Who pays corporation tax?
Corporation tax is mainly paid by limited companies on their profits, so if you set up your business as a sole trader or partnership, it’s not relevant to you. Don’t stop reading though, because it’s useful to know how corporation tax works – and it may be advantageous for you to switch to a limited company model in the future. It tends to give you more control in how you manage tax liability.
Note that in addition to limited companies, any foreign company with a UK branch or office, as well as clubs, co-operatives and other unincorporated associations like community groups, have to pay corporation tax on profits.
What are the rates?
Currently, corporation tax is paid at a flat rate of 19%. However, this is set to change next year when a tiered system will be put in place.

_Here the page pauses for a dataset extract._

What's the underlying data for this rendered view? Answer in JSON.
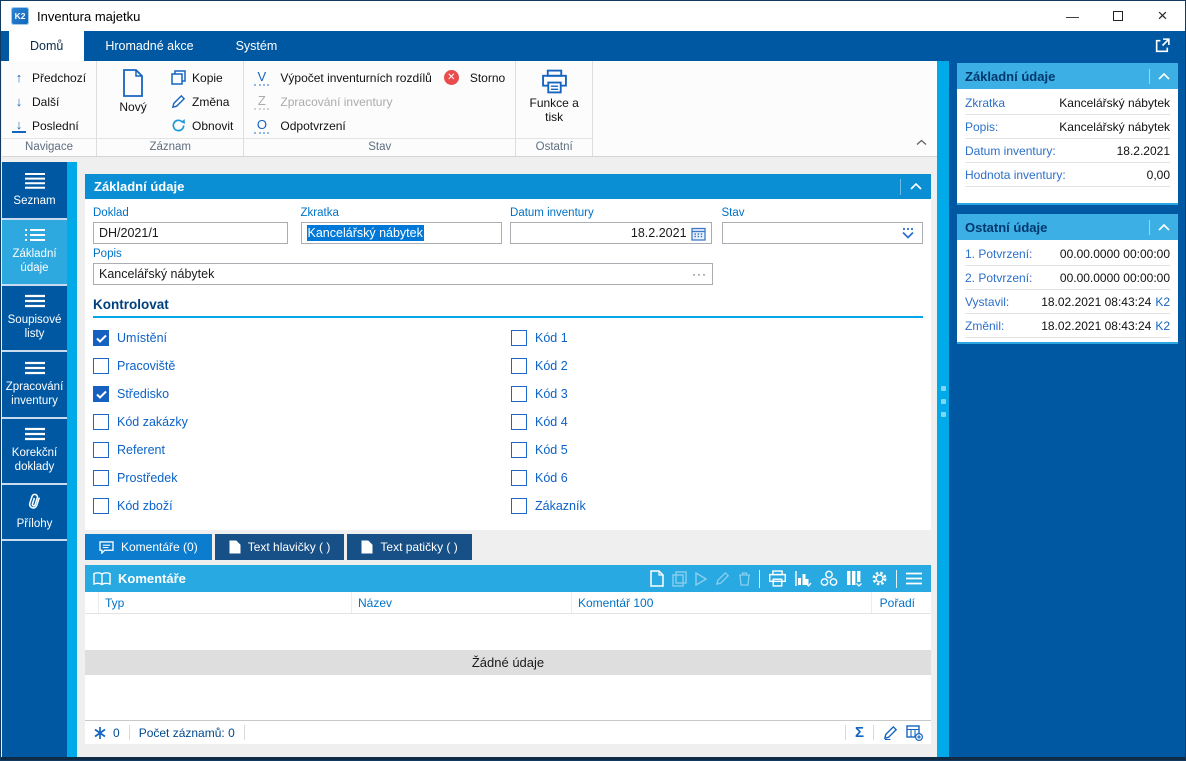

From 1 April, the headline rate of corporation tax will be 25%. Small businesses with profits of less than £50,000 will retain the lower 19% rate. And businesses with profits between £50,000 and £250,000 will be subject to a tapered rate, working out at something between 19% and 25%.
So only businesses with profits in excess of £250,000 will pay the full 25% tax rate from next April.
How do you register for corporation tax?
You need to register for corporation tax with HMRC within three months of starting to do business. Triggers for this could be employing someone, advertising and renting premises – not just buying and selling products and services.
You register online with HMRC through a business account. If you don’t already have one you will be invited to set one up when you visit the .gov website. You’ll create a username, password and need to enter a Unique Taxpayer Reference (UTR) which is a ten-digit number.
You are given your UTR from Companies House, which is where you register your limited company status. In practice, many people choose to register with Companies House and HMRC at the same time and often use an accountant to help them. You may also need to register for payroll with HMRC at this point.
How do you calculate corporation tax?
As part of your compliance with Companies House, you’ll typically have to file a set of accounts which includes a profit and loss account, a balance sheet, notes and a directors’ report – as a minimum.
You then also need to file the accounts with HMRC and complete a corporation tax return, known as a CT600. You do this retrospectively, and it must be done (along with paying any tax bill) within nine months of your company year-end.
Are there any reliefs available for corporation tax?
Yes, there are. Remember, you only pay tax on profit (not turnover) and if you make losses in one year, you can carry those forward to offset profits in future years.
At any given time, there’ll probably be other ways to manage your corporation tax bill. For example, company pension contributions are not subject to corporation tax.
If you are innovative, you may qualify for R&D tax credits which reduce your corporation tax liability or actually give you some money back if you make a loss. And until 31 March 2023, there is a super-deduction on qualifying capital purchases, which will lower your corporation tax bill.
A good accountant will talk you through all the reliefs and allowances that apply to you, as well as taking care of much of the admin and compliance of adhering to corporation tax rules.